Come si manifesta la fame d’aria?

La bronchite cronica è una patologia che si manifesta con tosse e catarro persistenti per oltre tre mesi all’anno o per due anni consecutivi. Si tratta, in genere, di un’infiammazione cronica dovuta al fumo di sigaretta, ma anche all’inquinamento domestico e ambientale. Potrebbe degenerare, se non curata bene, in enfisema polmonare (un eccessivo aumento del contenuto di aria all’interno dei polmoni). La cura consiste nell’uso di farmaci che regolano la produzione di muco o di antibiotici per debellare le infezioni batteriche. Naturalmente per eliminare del tutto la bronchite cronica è consigliabile smettere di fumare.

L’asma è un’infiammazione cronica delle vie aeree che si manifesta con tosse secca, senso di oppressione al torace, respiro sibilante e dispnea, appunto. Questo succede quando i bronchi, sottoposti ad un’eccessiva attività, si ostruiscono provocando un restringimento delle vie aeree. La cura dell’asma è a base di medicinali broncodilatatori, corticosteroidi, ma anche di antistaminici, anticolinergici, cromoni e teofillinici. Nei casi più gravi più gravi, invece, è consigliabile effettuare il vaccino a base di immunoglobine.

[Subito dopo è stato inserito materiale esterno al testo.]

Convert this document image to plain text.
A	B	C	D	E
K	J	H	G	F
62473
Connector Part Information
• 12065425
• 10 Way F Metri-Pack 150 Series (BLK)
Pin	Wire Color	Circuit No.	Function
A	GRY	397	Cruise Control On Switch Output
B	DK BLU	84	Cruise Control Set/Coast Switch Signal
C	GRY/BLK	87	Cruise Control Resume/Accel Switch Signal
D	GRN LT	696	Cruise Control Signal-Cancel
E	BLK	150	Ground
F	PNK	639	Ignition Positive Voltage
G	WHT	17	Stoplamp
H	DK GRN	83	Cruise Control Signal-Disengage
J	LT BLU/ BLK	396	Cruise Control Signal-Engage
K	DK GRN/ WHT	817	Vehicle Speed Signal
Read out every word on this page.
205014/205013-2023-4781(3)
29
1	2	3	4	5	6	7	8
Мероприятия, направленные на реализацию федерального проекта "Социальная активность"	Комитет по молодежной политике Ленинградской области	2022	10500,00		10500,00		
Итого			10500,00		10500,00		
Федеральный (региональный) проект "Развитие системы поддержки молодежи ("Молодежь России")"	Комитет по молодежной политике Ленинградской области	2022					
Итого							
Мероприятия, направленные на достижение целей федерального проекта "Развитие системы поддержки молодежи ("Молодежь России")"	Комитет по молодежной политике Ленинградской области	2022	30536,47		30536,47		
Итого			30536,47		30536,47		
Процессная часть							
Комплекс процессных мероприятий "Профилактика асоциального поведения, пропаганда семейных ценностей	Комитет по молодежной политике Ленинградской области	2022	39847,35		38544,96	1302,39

La bronco pneumopatia cronica ostruttiva è un’infiammazione che ostruisce il passaggio di aria all’interno dei bronchi. La patologia interessa anche i polmoni quando è provocata dall’inalazione di particelle nocive come il fumo di sigaretta. Il sintomo principale di tale malattia è la difficoltà a respirare sia a riposo che quando si fa uno sforzo. Inoltre può manifestarsi anche tosse con catarro. Prima di tutto, occorre eliminare il fumo. In secondo luogo, a seconda dell’entità della malattia, si possono utilizzare broncodilatatori a breve durata oppure quelli di lunga durata insieme al cortisone. E’ necessario inoltre sottoporsi ad un trattamento riabilitativo presso un centro specializzato.

Quando la “fame d’aria” è dovuta a problemi circolatori, le cause possono essere: anemia o scompenso cardiaco. La prima, che è caratterizzata da una riduzione del numero dei globuli rossi e quindi dell’emoglobina che trasporta l’ossigeno nel sangue, può provocare la dispnea a causa di una ridotta ossigenazione dei tessuti.

Per curare questa malattia bisogna eliminarne le cause e procedere ad eventuali trasfusioni di sangue. Lo scompenso cardiaco è un’attività anomala del muscolo cardiaco, che non riesce a portare la giusta quantità di sangue in tutto l’organismo. Questa situazione, se prolungata, comporta insufficienza respiratoria anche grave.

Altre cause di dispnea possono essere: alcune malattie neurologiche (come la sclerosi multipla), deformazioni del torace (esistenti fin dalla nascita o comparse in conseguenza di traumi), problemi di tipo psicologico (stress, ansia, attacchi di panico).